US Supreme CourtBuildingIn a victory for American consumers, the U.S. Supreme Court ruled the Consumer Financial Protection Bureau’s funding structure is constitutional. The high court rejected arguments brought by the payday loan industry.

Rather than receiving money through an annual appropriation from Congress, the CFPB gets funding through the Federal Reserve which is funded through bank assessments.

The case came to the court after the Fifth Circuit Court of Appeals’ ruling that funding for the CFPB violates the U.S. Constitution’s Appropriations Clause, which states that the federal government may spend money to fund an activity only when Congress has passed a law “appropriating” funds for that activity.

Congress created the CFPB after the 2008 financial crisis, consolidating in one place responsibilities that had been scattered across government.

The Dodd-Frank Wall Street Reform and Consumer Protection Act, which lays out how the CFPB operates, set up a structure to protect the CFPB from political influence by making the agency independent from Congress’s annual appropriation process.

Accountable.US, a government watchdog group, called for the dismissal of all lawsuits in lower federal courts against CFPB enforcement actions and new regulations that cited the payday lenders’ lawsuit as their basis for rejecting the CFPB’s independence and authority. Since CFPB v. CFSA made its way to the U.S. Supreme Court in November 2022, courts ordered stays in at least 10 of the CFPB’s enforcement cases. 
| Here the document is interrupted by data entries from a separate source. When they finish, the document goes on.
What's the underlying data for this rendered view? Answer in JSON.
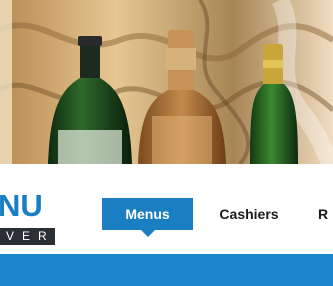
{
  "logo": {
    "main": "NU",
    "sub": "VER"
  },
  "nav": {
    "items": [
      {
        "label": "Menus"
      },
      {
        "label": "Cashiers"
      },
      {
        "label": "R"
      }
    ]
  },
  "colors": {
    "accent": "#1a7fc2",
    "band": "#1a86cf",
    "logo_sub_bg": "#2b3035"
  },
  "hero": {
    "image": "liquor-bottles-photo"
  }
}
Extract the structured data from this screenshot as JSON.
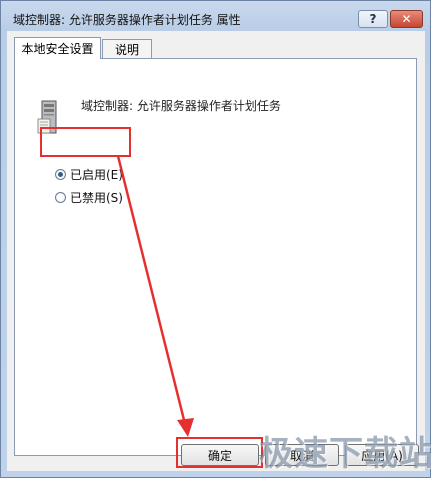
{
  "window": {
    "title": "域控制器: 允许服务器操作者计划任务 属性",
    "help_label": "?",
    "close_label": "✕"
  },
  "tabs": [
    {
      "label": "本地安全设置",
      "active": true
    },
    {
      "label": "说明",
      "active": false
    }
  ],
  "policy": {
    "icon": "server-icon",
    "name": "域控制器: 允许服务器操作者计划任务"
  },
  "options": [
    {
      "label": "已启用(E)",
      "selected": true
    },
    {
      "label": "已禁用(S)",
      "selected": false
    }
  ],
  "buttons": {
    "ok": "确定",
    "cancel": "取消",
    "apply": "应用(A)"
  },
  "watermark": "极速下载站",
  "colors": {
    "highlight": "#e53030",
    "title_bg": "#bfd2ea"
  }
}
“This lawsuit brought by predatory lenders was only ever about one thing: taking out the best line of defense consumers have against financial industry scams, price-gouging and abuse,” Caroline Ciccone, president of Accountable.US, said in a statement. “The reason the Consumer Financial Protection Bureau is so effective at making wronged consumers whole is because of its independence, which is why shady industry CEOs and lawmakers in their pocket wanted to jam up the agency’s funding with politics and lobbyist money.”

Among the biggest losers in this decision is the conservative Fifth Circuit that advanced this lawsuit from predatory lenders and has sided with industry over consumers in a number of cases citing the same baseless arguments, said Ciccone. 

“The Fifth Circuit’s credibility continues to suffer as it willingly plays along with industry judge and venue shopping schemes that corrupt our judicial system,” she said.

Others losers include every conservative in Congress pushing bills to roll back consumer protections based on false notions about the CFPB’s constitutionality, Ciccone said, adding these lawmakers should finally put consumers first rather than the financial industry lobbyists that bankrolled their campaigns.